Can you explain more what do you mean with this? I don't know anything about the second order of taylor expansion. And I have serious doubts that it can make any profits (joking )
well...I followed sambians threads for a while and although there was alot of hating, I think he mentioned something important every trader should understand. his strategy is not riskless, not even in the long run, because markets are not random. the strategy is pretty useless, when traded alone, however it can make you a pretty descent profit, if you use it in basket trading. basically, it is nothing else then a bet on chop, while a trend will kill the portfolio (the more chop you have, the more then you can rebalance, the more profit. when the market is going in one direction, without the whipsaws, you will be in trouble) however, if you look at leveraged ETF´s or short ETF´s, their risk profiles are just the opposite: they are killed by chop and profit from monotone directional movements. so if you trade sambias "strategy" via a basket of the 30 DOW stocks and hedge with a long UltraShort ETF - position, you might have some good riskarb in place. even if the "strategy" outperforms buy and hold, why not just buy the portfolio and rebalance and sell an index etf against it. when something is always better, then the other thing, you have a perfect pairs trade in place.
Actually, I don't recommend my strategy for any kind trading, except for people who believe that markets are efficient and that prices follow a random walk.
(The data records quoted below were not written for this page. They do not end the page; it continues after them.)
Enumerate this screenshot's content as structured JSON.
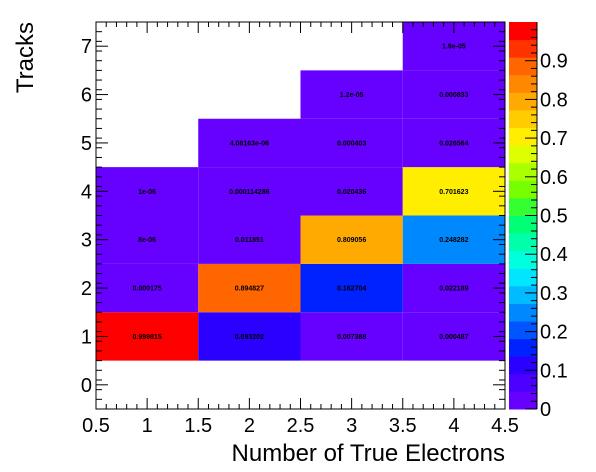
{
  "chart_data": {
    "type": "heatmap",
    "title": "",
    "xlabel": "Number of True Electrons",
    "ylabel": "Tracks",
    "xlim": [
      0.5,
      4.5
    ],
    "ylim": [
      -0.5,
      7.5
    ],
    "x_ticks": [
      "0.5",
      "1",
      "1.5",
      "2",
      "2.5",
      "3",
      "3.5",
      "4",
      "4.5"
    ],
    "y_ticks": [
      "0",
      "1",
      "2",
      "3",
      "4",
      "5",
      "6",
      "7"
    ],
    "colorbar": {
      "min": 0,
      "max": 1,
      "ticks": [
        "0",
        "0.1",
        "0.2",
        "0.3",
        "0.4",
        "0.5",
        "0.6",
        "0.7",
        "0.8",
        "0.9"
      ],
      "colors": [
        "#6600ff",
        "#4d00ff",
        "#2b00ff",
        "#0022ff",
        "#0055ff",
        "#0088ff",
        "#00bbff",
        "#00e6ff",
        "#00ffdd",
        "#00ffaa",
        "#00ff77",
        "#33ff33",
        "#77ff00",
        "#aaff00",
        "#ddff00",
        "#ffee00",
        "#ffcc00",
        "#ffaa00",
        "#ff8800",
        "#ff6600",
        "#ff3300",
        "#ff0000"
      ]
    },
    "cells": [
      {
        "x": 1,
        "y": 1,
        "value": 0.999815,
        "label": "0.999815"
      },
      {
        "x": 1,
        "y": 2,
        "value": 0.000175,
        "label": "0.000175"
      },
      {
        "x": 1,
        "y": 3,
        "value": 8e-06,
        "label": "8e-06"
      },
      {
        "x": 1,
        "y": 4,
        "value": 1e-06,
        "label": "1e-06"
      },
      {
        "x": 2,
        "y": 1,
        "value": 0.093202,
        "label": "0.093202"
      },
      {
        "x": 2,
        "y": 2,
        "value": 0.894827,
        "label": "0.894827"
      },
      {
        "x": 2,
        "y": 3,
        "value": 0.011851,
        "label": "0.011851"
      },
      {
        "x": 2,
        "y": 4,
        "value": 0.000114286,
        "label": "0.000114286"
      },
      {
        "x": 2,
        "y": 5,
        "value": 4.08163e-06,
        "label": "4.08163e-06"
      },
      {
        "x": 3,
        "y": 1,
        "value": 0.007388,
        "label": "0.007388"
      },
      {
        "x": 3,
        "y": 2,
        "value": 0.162704,
        "label": "0.162704"
      },
      {
        "x": 3,
        "y": 3,
        "value": 0.809056,
        "label": "0.809056"
      },
      {
        "x": 3,
        "y": 4,
        "value": 0.020436,
        "label": "0.020436"
      },
      {
        "x": 3,
        "y": 5,
        "value": 0.000403,
        "label": "0.000403"
      },
      {
        "x": 3,
        "y": 6,
        "value": 1.2e-05,
        "label": "1.2e-05"
      },
      {
        "x": 4,
        "y": 1,
        "value": 0.000487,
        "label": "0.000487"
      },
      {
        "x": 4,
        "y": 2,
        "value": 0.022189,
        "label": "0.022189"
      },
      {
        "x": 4,
        "y": 3,
        "value": 0.248282,
        "label": "0.248282"
      },
      {
        "x": 4,
        "y": 4,
        "value": 0.701623,
        "label": "0.701623"
      },
      {
        "x": 4,
        "y": 5,
        "value": 0.026564,
        "label": "0.026564"
      },
      {
        "x": 4,
        "y": 6,
        "value": 0.000833,
        "label": "0.000833"
      },
      {
        "x": 4,
        "y": 7,
        "value": 1.9e-05,
        "label": "1.9e-05"
      }
    ],
    "grid": false,
    "legend": "colorbar-right"
  }
}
I don't think there are many of those people in this forum, so you can look at my system just as a theoretical argument against the random walks. The idea which you describe (combining my strategy with a leveraged ETF) will not perform very good. The profits from my strategy are miniscule. If a price is choppy, just sell options and profit from the time decay.
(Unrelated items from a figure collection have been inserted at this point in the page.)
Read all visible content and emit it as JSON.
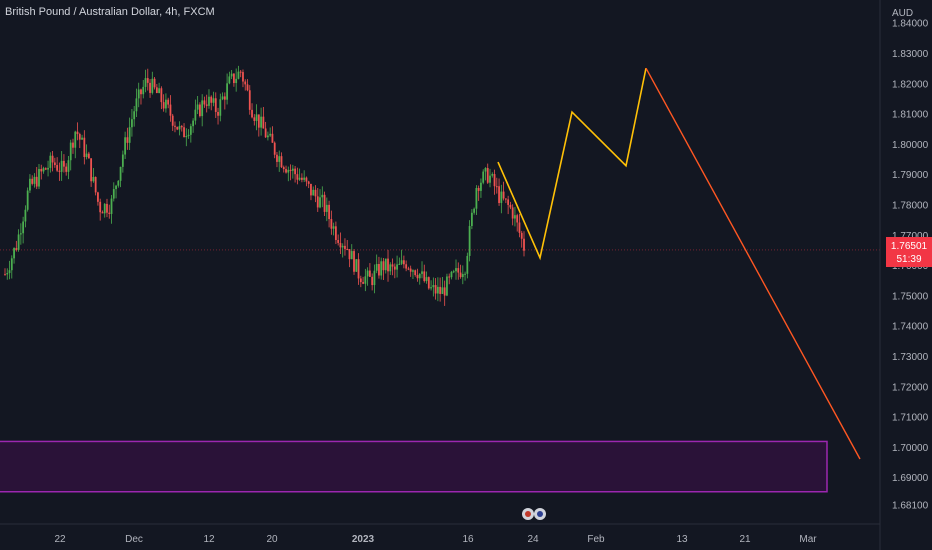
{
  "header": {
    "symbol_title": "British Pound / Australian Dollar, 4h, FXCM"
  },
  "currency_label": "AUD",
  "last_price": {
    "value": "1.76501",
    "countdown": "51:39",
    "color": "#f23645"
  },
  "colors": {
    "background": "#131722",
    "bull": "#4caf50",
    "bear": "#ef5350",
    "projection_yellow": "#ffc107",
    "projection_orange": "#ff5722",
    "zone_border": "#9c27b0",
    "zone_fill": "#2a1238",
    "axis_text": "#b2b5be"
  },
  "chart_data": {
    "type": "line",
    "instrument": "GBPAUD",
    "timeframe": "4h",
    "ylim": [
      1.677,
      1.845
    ],
    "y_ticks": [
      "1.84000",
      "1.83000",
      "1.82000",
      "1.81000",
      "1.80000",
      "1.79000",
      "1.78000",
      "1.77000",
      "1.76000",
      "1.75000",
      "1.74000",
      "1.73000",
      "1.72000",
      "1.71000",
      "1.70000",
      "1.69000",
      "1.68100"
    ],
    "x_ticks": [
      "22",
      "Dec",
      "12",
      "20",
      "2023",
      "16",
      "24",
      "Feb",
      "13",
      "21",
      "Mar"
    ],
    "price_path": [
      [
        1.757,
        1.767,
        1.785,
        1.79,
        1.794,
        1.791,
        1.805,
        1.795,
        1.779,
        1.78,
        1.797,
        1.812,
        1.821,
        1.816,
        1.81,
        1.803,
        1.808,
        1.815,
        1.811,
        1.82,
        1.824,
        1.811,
        1.804,
        1.797,
        1.792,
        1.789,
        1.784,
        1.78,
        1.771,
        1.766,
        1.757,
        1.755,
        1.76,
        1.758,
        1.761,
        1.758,
        1.752,
        1.751,
        1.756,
        1.76,
        1.787,
        1.79,
        1.782,
        1.778,
        1.766
      ]
    ],
    "projection": {
      "yellow_path": [
        1.794,
        1.7624,
        1.8105,
        1.7928,
        1.825
      ],
      "orange_path": [
        1.825,
        1.696
      ]
    },
    "demand_zone": {
      "top": 1.7018,
      "bottom": 1.6852
    }
  }
}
you are right in saying, that your strategy won´t show a brilliant performance, not even in combination with leveraged ETF´s I just wanted to point out, that the concept behind your strategy is very usefull when you use it in a basket trading approach. basically I know a CTA who uses this exact idea to manage FX - accounts. there is more behind his strategy, but your asumptions are the basis. the funny thing is, that your strategy provides a framework, just like BSM - model for options. you cannot make profits, by trading according to BSM option valuation, as well as you cannot make profits trading your strategy. However, and here most should perk their ears, when you have something, that only works under perfect random walk conditions...perhaps you can use it as a tool for finding nonrandom behaviour
I also replied in another thread: The problem here is your random walk model. I think you are mixing continuous processes with discreet ones. In your model, each step of the random walk is 1. If each step is that big, everyone will make money. You flip a fair coin that has two discreet events and you get paid more than you lose, even though it is random whether the outcome of each flipping is head or tail. You have positive expectancy. But if you really want to talk about random price movement, you must use much smaller steps, like one pip (0.0001) instead of 1. In this case, price goes up or down by 0.0001 instead of 1. You will find that the price will cause you more losses than you have appetite for. In other words, it is much much much harder for a random walk whose steps are of size 0.0001 to reach your winning price target than a walk with step size of 1 (10000 times larger). In your original article, it is unrealistic to use 1 for the movement of EUR/USD. Let's make an analogy in the spirit of your original article. You start at 0, and set your profit target at 1 and stop loss at -0.5. If each step of the move of EURUSD is of magnitude 1 and each step for USDEUR is 0.5 (let's not even talk about the problem with linking 2 variables here), then it is very easy to make money. But if you make the random walk of step size 0.0001, then you will realize the probability of loss is far greater. Let me simplify this even more. Consider an asset X priced at 0, and you set profit target at 1 and stop loss at 0.5. Now consider the following 2 situations: (A) X is uniformly and randomly distributed between -a and a, a>=1. With each passing unit of time, you are give a value of X between -a and a. You have positive expectancy. (B) X moves randomly up or down by an infinitesimal step and makes one move with each passing unit of time from its previous location. In this case, the probability of X hitting your stop loss in any period of time overwhelms the probability of X hitting your profit target in the same period of time. Bypassing the numerous tiny little steps X needs to make is your critical flaw. Reality is represented by (B), and your model is represented by (A). It is simple to verify the above by either mathematical proof, but I think it is best if you could convince yourself by running a Monte Carlo. Regards, M&L
Of course if the efficient market hypothesis was true then it would have been perfectly rational to buy internet stocks in 2000 when the Nasdaq was above 4000. After all, everybody else was, and the aggregate market can't be wrong according to the efficient market hypothesis. I don't think there is a single successful trader alive who believes in the efficient market hypothesis, since his whole career proves otherwise.